Tarmac in £2bn merger with Lafarge

Historic concrete business Tarmac is being merged in a deal worth more than £2 billion, it was announced today.


Historic concrete business Tarmac is being merged in a deal worth more than £2 billion, it was announced today.

The move creates uncertainty for 500 people who work at the company's base in Wolverhampton. The company is merging with the UK arm of French quarrying giant Lafarge.

No decision has been taken about where the new business will be based, raising fears for the future of Tarmac's base in Millfields Road, Ettingshall.

Tarmac, which has assets of £1.6bn, is the senior partner in the merger.

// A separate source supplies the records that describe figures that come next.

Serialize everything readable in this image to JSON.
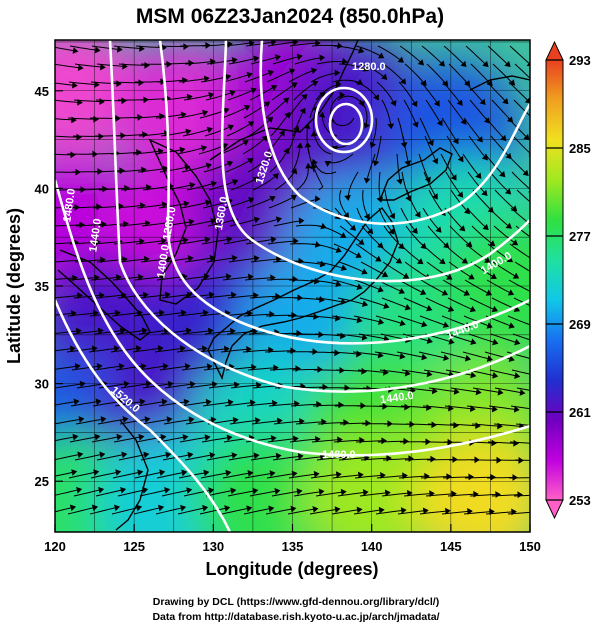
{
  "title": "MSM 06Z23Jan2024 (850.0hPa)",
  "x_axis": {
    "label": "Longitude (degrees)",
    "range": [
      120,
      150
    ],
    "ticks": [
      120,
      125,
      130,
      135,
      140,
      145,
      150
    ]
  },
  "y_axis": {
    "label": "Latitude  (degrees)",
    "range": [
      22.4,
      47.6
    ],
    "ticks": [
      25,
      30,
      35,
      40,
      45
    ]
  },
  "colorbar": {
    "range": [
      253,
      293
    ],
    "ticks": [
      253,
      261,
      269,
      277,
      285,
      293
    ],
    "colors": [
      "#ff60c8",
      "#c000e0",
      "#7000c0",
      "#2030d0",
      "#1870f0",
      "#10c8e8",
      "#20e0a0",
      "#30e040",
      "#a0e820",
      "#f0e020",
      "#f0a020",
      "#e84020"
    ]
  },
  "contour_labels": [
    "1280.0",
    "1320.0",
    "1360.0",
    "1400.0",
    "1440.0",
    "1480.0",
    "1520.0"
  ],
  "credits": {
    "line1": "Drawing by DCL (https://www.gfd-dennou.org/library/dcl/)",
    "line2": "Data from http://database.rish.kyoto-u.ac.jp/arch/jmadata/"
  },
  "chart_data": {
    "type": "heatmap",
    "title": "MSM 06Z23Jan2024 (850.0hPa)",
    "xlabel": "Longitude (degrees)",
    "ylabel": "Latitude  (degrees)",
    "xlim": [
      120,
      150
    ],
    "ylim": [
      22.4,
      47.6
    ],
    "color_range": [
      253,
      293
    ],
    "temperature_samples": [
      {
        "lon": 121,
        "lat": 45,
        "value": 254
      },
      {
        "lon": 128,
        "lat": 44,
        "value": 255
      },
      {
        "lon": 135,
        "lat": 45,
        "value": 258
      },
      {
        "lon": 139,
        "lat": 44,
        "value": 262
      },
      {
        "lon": 145,
        "lat": 43,
        "value": 266
      },
      {
        "lon": 121,
        "lat": 38,
        "value": 257
      },
      {
        "lon": 127,
        "lat": 38,
        "value": 256
      },
      {
        "lon": 133,
        "lat": 39,
        "value": 261
      },
      {
        "lon": 139,
        "lat": 37,
        "value": 270
      },
      {
        "lon": 146,
        "lat": 38,
        "value": 274
      },
      {
        "lon": 123,
        "lat": 33,
        "value": 262
      },
      {
        "lon": 130,
        "lat": 33,
        "value": 263
      },
      {
        "lon": 136,
        "lat": 33,
        "value": 270
      },
      {
        "lon": 143,
        "lat": 33,
        "value": 276
      },
      {
        "lon": 149,
        "lat": 35,
        "value": 278
      },
      {
        "lon": 121,
        "lat": 28,
        "value": 266
      },
      {
        "lon": 127,
        "lat": 28,
        "value": 262
      },
      {
        "lon": 133,
        "lat": 28,
        "value": 273
      },
      {
        "lon": 140,
        "lat": 28,
        "value": 279
      },
      {
        "lon": 147,
        "lat": 28,
        "value": 281
      },
      {
        "lon": 121,
        "lat": 24,
        "value": 277
      },
      {
        "lon": 127,
        "lat": 24,
        "value": 272
      },
      {
        "lon": 133,
        "lat": 24,
        "value": 278
      },
      {
        "lon": 140,
        "lat": 24,
        "value": 282
      },
      {
        "lon": 147,
        "lat": 24,
        "value": 286
      }
    ],
    "contours": [
      {
        "label": "1280.0",
        "level": 1280
      },
      {
        "label": "1320.0",
        "level": 1320
      },
      {
        "label": "1360.0",
        "level": 1360
      },
      {
        "label": "1400.0",
        "level": 1400
      },
      {
        "label": "1440.0",
        "level": 1440
      },
      {
        "label": "1480.0",
        "level": 1480
      },
      {
        "label": "1520.0",
        "level": 1520
      }
    ],
    "grid": true
  }
}
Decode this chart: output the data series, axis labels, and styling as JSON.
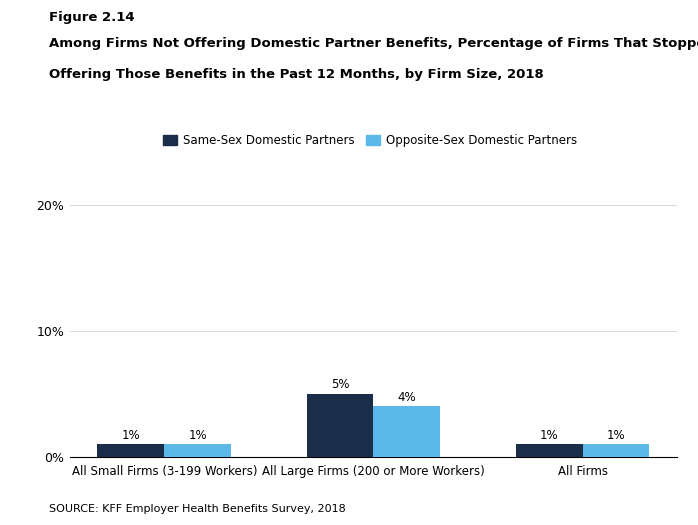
{
  "figure_label": "Figure 2.14",
  "title_line1": "Among Firms Not Offering Domestic Partner Benefits, Percentage of Firms That Stopped",
  "title_line2": "Offering Those Benefits in the Past 12 Months, by Firm Size, 2018",
  "categories": [
    "All Small Firms (3-199 Workers)",
    "All Large Firms (200 or More Workers)",
    "All Firms"
  ],
  "same_sex": [
    1,
    5,
    1
  ],
  "opposite_sex": [
    1,
    4,
    1
  ],
  "same_sex_color": "#1a2e4a",
  "opposite_sex_color": "#5bb8e8",
  "legend_labels": [
    "Same-Sex Domestic Partners",
    "Opposite-Sex Domestic Partners"
  ],
  "ylim": [
    0,
    20
  ],
  "yticks": [
    0,
    10,
    20
  ],
  "ytick_labels": [
    "0%",
    "10%",
    "20%"
  ],
  "bar_width": 0.32,
  "source_text": "SOURCE: KFF Employer Health Benefits Survey, 2018",
  "background_color": "#ffffff"
}
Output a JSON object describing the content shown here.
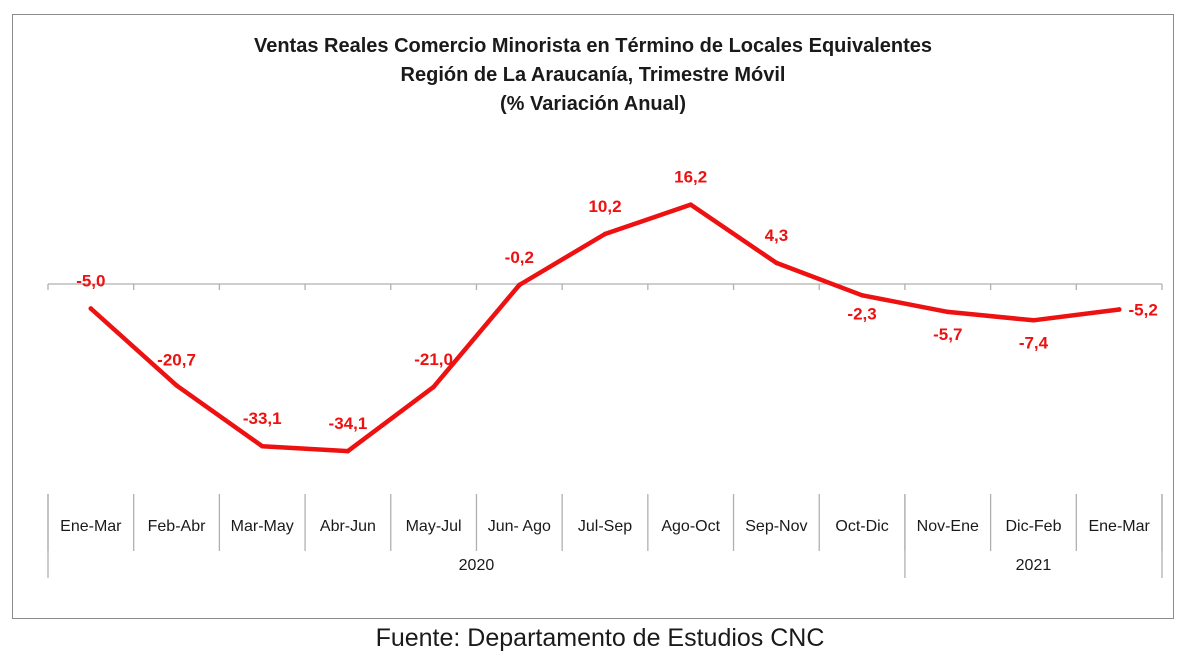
{
  "chart_data": {
    "type": "line",
    "title": "Ventas Reales Comercio Minorista  en Término de Locales Equivalentes",
    "subtitle": "Región de La Araucanía, Trimestre Móvil",
    "subtitle2": "(% Variación Anual)",
    "categories": [
      "Ene-Mar",
      "Feb-Abr",
      "Mar-May",
      "Abr-Jun",
      "May-Jul",
      "Jun- Ago",
      "Jul-Sep",
      "Ago-Oct",
      "Sep-Nov",
      "Oct-Dic",
      "Nov-Ene",
      "Dic-Feb",
      "Ene-Mar"
    ],
    "values": [
      -5.0,
      -20.7,
      -33.1,
      -34.1,
      -21.0,
      -0.2,
      10.2,
      16.2,
      4.3,
      -2.3,
      -5.7,
      -7.4,
      -5.2
    ],
    "data_labels": [
      "-5,0",
      "-20,7",
      "-33,1",
      "-34,1",
      "-21,0",
      "-0,2",
      "10,2",
      "16,2",
      "4,3",
      "-2,3",
      "-5,7",
      "-7,4",
      "-5,2"
    ],
    "year_groups": [
      {
        "label": "2020",
        "start": 0,
        "end": 9
      },
      {
        "label": "2021",
        "start": 10,
        "end": 12
      }
    ],
    "line_color": "#ee1111",
    "label_color": "#ee1111",
    "ylim": [
      -40,
      20
    ],
    "grid": false,
    "legend": "none"
  },
  "footer": {
    "source": "Fuente: Departamento de Estudios CNC"
  }
}
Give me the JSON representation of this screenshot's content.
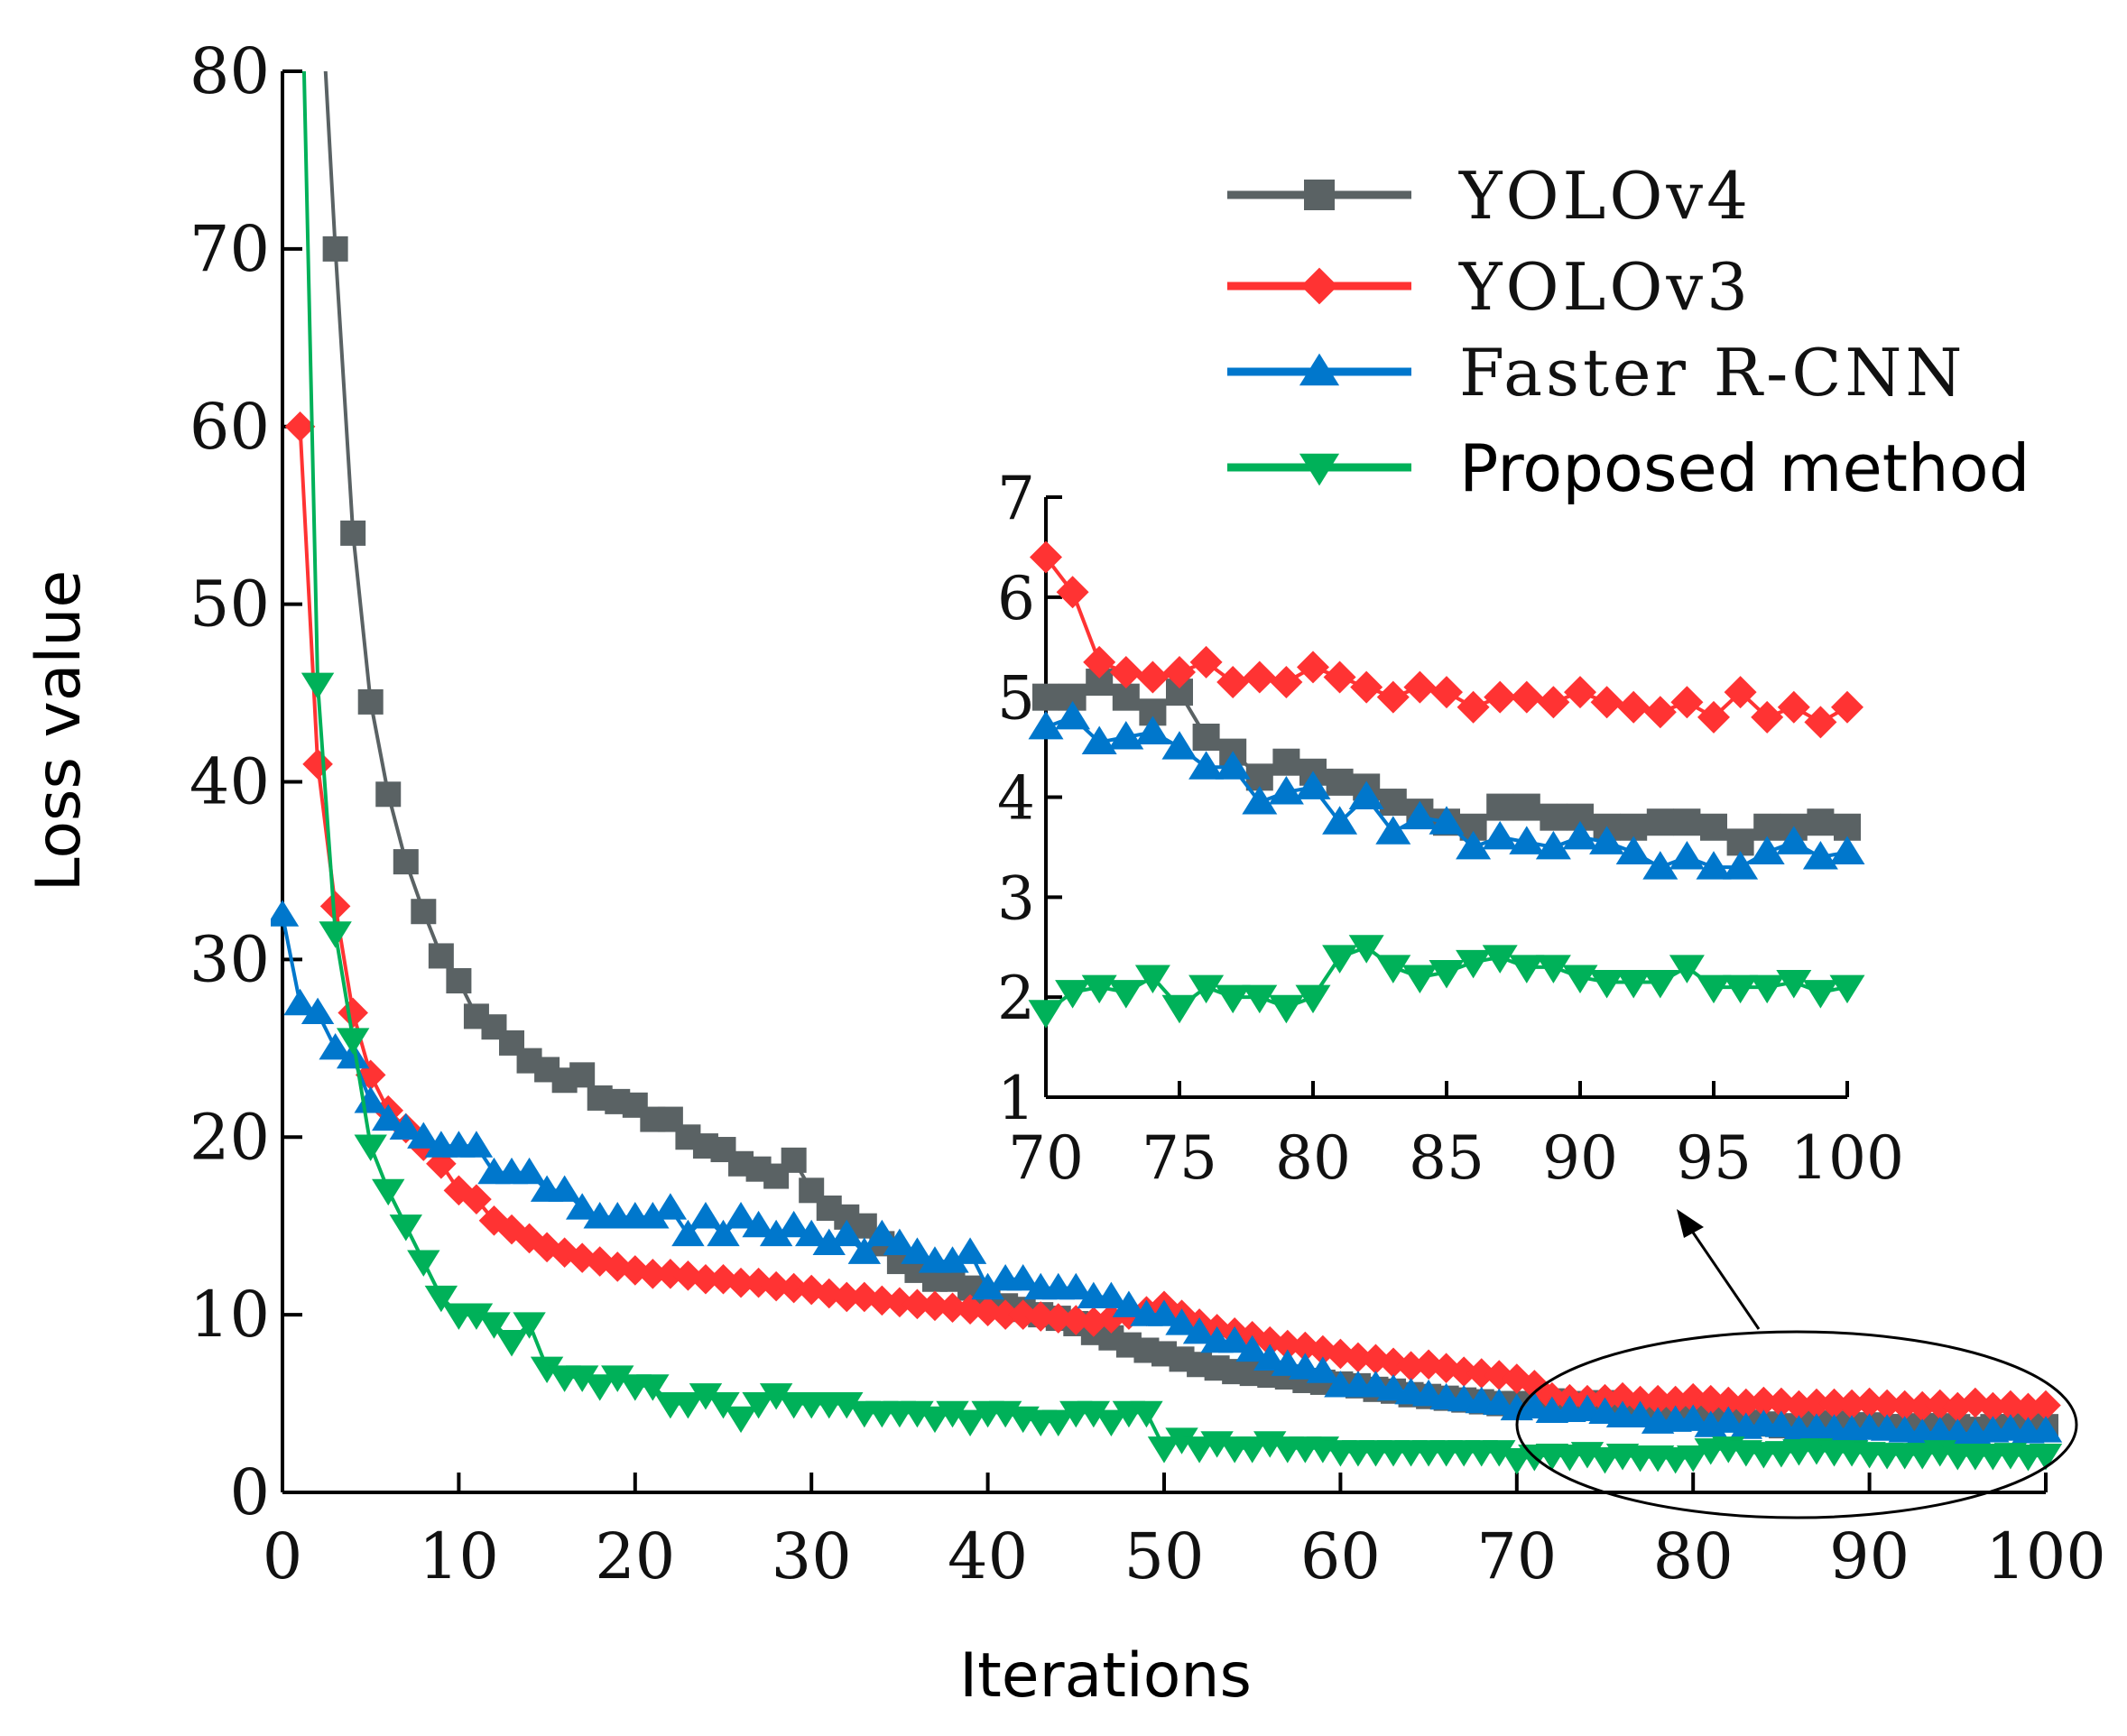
{
  "chart_data": {
    "type": "line",
    "xlabel": "Iterations",
    "ylabel": "Loss value",
    "xlim": [
      0,
      100
    ],
    "ylim": [
      0,
      80
    ],
    "xticks": [
      "0",
      "10",
      "20",
      "30",
      "40",
      "50",
      "60",
      "70",
      "80",
      "90",
      "100"
    ],
    "yticks": [
      "0",
      "10",
      "20",
      "30",
      "40",
      "50",
      "60",
      "70",
      "80"
    ],
    "legend_position": "top-right",
    "colors": {
      "YOLOv4": "#5a6264",
      "YOLOv3": "#ff3333",
      "Faster R-CNN": "#0077cc",
      "Proposed method": "#00b159"
    },
    "series": [
      {
        "name": "YOLOv4",
        "marker": "square",
        "x_start": 2,
        "values": [
          88,
          70,
          54,
          44.5,
          39.3,
          35.5,
          32.7,
          30.2,
          28.8,
          26.8,
          26.2,
          25.3,
          24.3,
          23.8,
          23.2,
          23.5,
          22.2,
          22,
          21.8,
          21,
          21,
          20,
          19.5,
          19.3,
          18.5,
          18.2,
          17.8,
          18.7,
          17,
          16,
          15.5,
          15,
          14,
          13,
          12.5,
          12,
          12,
          11.5,
          11,
          10.5,
          10.3,
          10,
          9.8,
          9.5,
          9,
          8.7,
          8.3,
          8,
          7.8,
          7.5,
          7.2,
          7,
          6.8,
          6.7,
          6.6,
          6.5,
          6.3,
          6.2,
          6.1,
          6,
          5.8,
          5.7,
          5.5,
          5.4,
          5.3,
          5.2,
          5.1,
          5,
          5,
          5,
          5.15,
          5,
          4.85,
          5.05,
          4.6,
          4.45,
          4.2,
          4.35,
          4.25,
          4.15,
          4.1,
          3.95,
          3.85,
          3.75,
          3.7,
          3.9,
          3.9,
          3.8,
          3.8,
          3.7,
          3.7,
          3.75,
          3.75,
          3.7,
          3.55,
          3.7,
          3.7,
          3.75,
          3.7
        ]
      },
      {
        "name": "YOLOv3",
        "marker": "diamond",
        "x_start": 1,
        "values": [
          60,
          41,
          33,
          27,
          23.5,
          21.5,
          20.5,
          19.5,
          18.5,
          17,
          16.5,
          15.3,
          14.8,
          14.3,
          13.8,
          13.5,
          13.2,
          13,
          12.7,
          12.5,
          12.3,
          12.3,
          12.2,
          12,
          12,
          11.8,
          11.8,
          11.6,
          11.5,
          11.4,
          11.2,
          11,
          11,
          10.8,
          10.7,
          10.6,
          10.5,
          10.4,
          10.3,
          10.2,
          10,
          10,
          9.9,
          9.8,
          9.7,
          9.6,
          9.8,
          10,
          10.2,
          10.5,
          10,
          9.5,
          9.2,
          9,
          8.8,
          8.5,
          8.3,
          8.2,
          8,
          7.8,
          7.6,
          7.5,
          7.3,
          7.1,
          7.2,
          7,
          6.8,
          6.7,
          6.6,
          6.4,
          6.05,
          5.35,
          5.25,
          5.2,
          5.25,
          5.35,
          5.15,
          5.2,
          5.15,
          5.3,
          5.2,
          5.1,
          5,
          5.1,
          5.05,
          4.9,
          5,
          5,
          4.95,
          5.05,
          4.95,
          4.9,
          4.85,
          4.95,
          4.8,
          5.05,
          4.8,
          4.9,
          4.75,
          4.9
        ]
      },
      {
        "name": "Faster R-CNN",
        "marker": "triangle-up",
        "x_start": 0,
        "values": [
          32.5,
          27.5,
          27,
          25,
          24.5,
          22,
          21,
          20.5,
          20,
          19.5,
          19.5,
          19.5,
          18,
          18,
          18,
          17,
          17,
          16,
          15.5,
          15.5,
          15.5,
          15.5,
          16,
          14.5,
          15.5,
          14.5,
          15.5,
          15,
          14.5,
          15,
          14.5,
          14,
          14.5,
          13.5,
          14.5,
          14,
          13.5,
          13,
          13,
          13.5,
          11.5,
          12,
          12,
          11.5,
          11.5,
          11.5,
          11,
          11,
          10.5,
          10,
          10,
          9.5,
          9,
          8.5,
          8.5,
          8,
          7.5,
          7.2,
          7,
          6.8,
          6,
          6,
          6,
          5.8,
          5.6,
          5.5,
          5.3,
          5.2,
          5.1,
          5,
          4.7,
          4.8,
          4.55,
          4.6,
          4.65,
          4.5,
          4.3,
          4.3,
          3.95,
          4.05,
          4.1,
          3.75,
          4,
          3.65,
          3.8,
          3.75,
          3.5,
          3.6,
          3.55,
          3.5,
          3.6,
          3.55,
          3.45,
          3.3,
          3.4,
          3.3,
          3.3,
          3.45,
          3.55,
          3.4,
          3.45
        ]
      },
      {
        "name": "Proposed method",
        "marker": "triangle-down",
        "x_start": 1,
        "values": [
          90,
          45.5,
          31.5,
          25.5,
          19.5,
          17,
          15,
          13,
          11,
          10,
          10,
          9.5,
          8.5,
          9.5,
          7,
          6.5,
          6.5,
          6,
          6.5,
          6,
          6,
          5,
          5,
          5.5,
          5,
          4.2,
          5,
          5.5,
          5,
          5,
          5,
          5,
          4.5,
          4.5,
          4.5,
          4.5,
          4.2,
          4.5,
          4,
          4.5,
          4.5,
          4.2,
          4,
          4,
          4.5,
          4.5,
          4,
          4.5,
          4.5,
          2.5,
          3,
          2.5,
          2.8,
          2.5,
          2.5,
          2.8,
          2.5,
          2.5,
          2.5,
          2.3,
          2.3,
          2.3,
          2.3,
          2.3,
          2.3,
          2.3,
          2.3,
          2.3,
          2.3,
          1.85,
          2.05,
          2.1,
          2.05,
          2.2,
          1.9,
          2.1,
          2,
          2,
          1.9,
          2,
          2.4,
          2.5,
          2.3,
          2.2,
          2.25,
          2.35,
          2.4,
          2.3,
          2.3,
          2.2,
          2.15,
          2.15,
          2.15,
          2.3,
          2.1,
          2.1,
          2.1,
          2.15,
          2.05,
          2.1
        ]
      }
    ],
    "inset": {
      "xlim": [
        70,
        100
      ],
      "ylim": [
        1,
        7
      ],
      "xticks": [
        "70",
        "75",
        "80",
        "85",
        "90",
        "95",
        "100"
      ],
      "yticks": [
        "1",
        "2",
        "3",
        "4",
        "5",
        "6",
        "7"
      ]
    }
  }
}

Lafarge's cement business is based at Portland House in Solihull, while its aggregates and concrete arm is at Syston in Leicestershire.

Tarmac's owner, mining group Anglo-American, bought the Wolverhampton business shortly after it split from its construction arm Carillion in 1999.

Today it moved quickly to quell fears that the merger will mean major redundancies among the 7,300 staff at the two companies, although staff could be transferred if plants close.

Predicted savings of £60 million a year would come from merging operations and increased sales, rather than cuts, the company said.

Today's surprise announcement comes after Anglo-American has spent years trying to find a buyer for the Tarmac business.

Anglo chief executive Cynthia Carroll said today: "This transaction positions us well to maximise value."

Under the deal, a single business will be created jointly owned by Anglo American and Lafarge's French parent company.

Combined sales of the businesses were around £1.8bn last year, with profits of about £210m.

Tarmac is the UK's largest quarrying company and has been involved in some of the UK's biggest construction projects including Wembley Stadium and the M1 widening.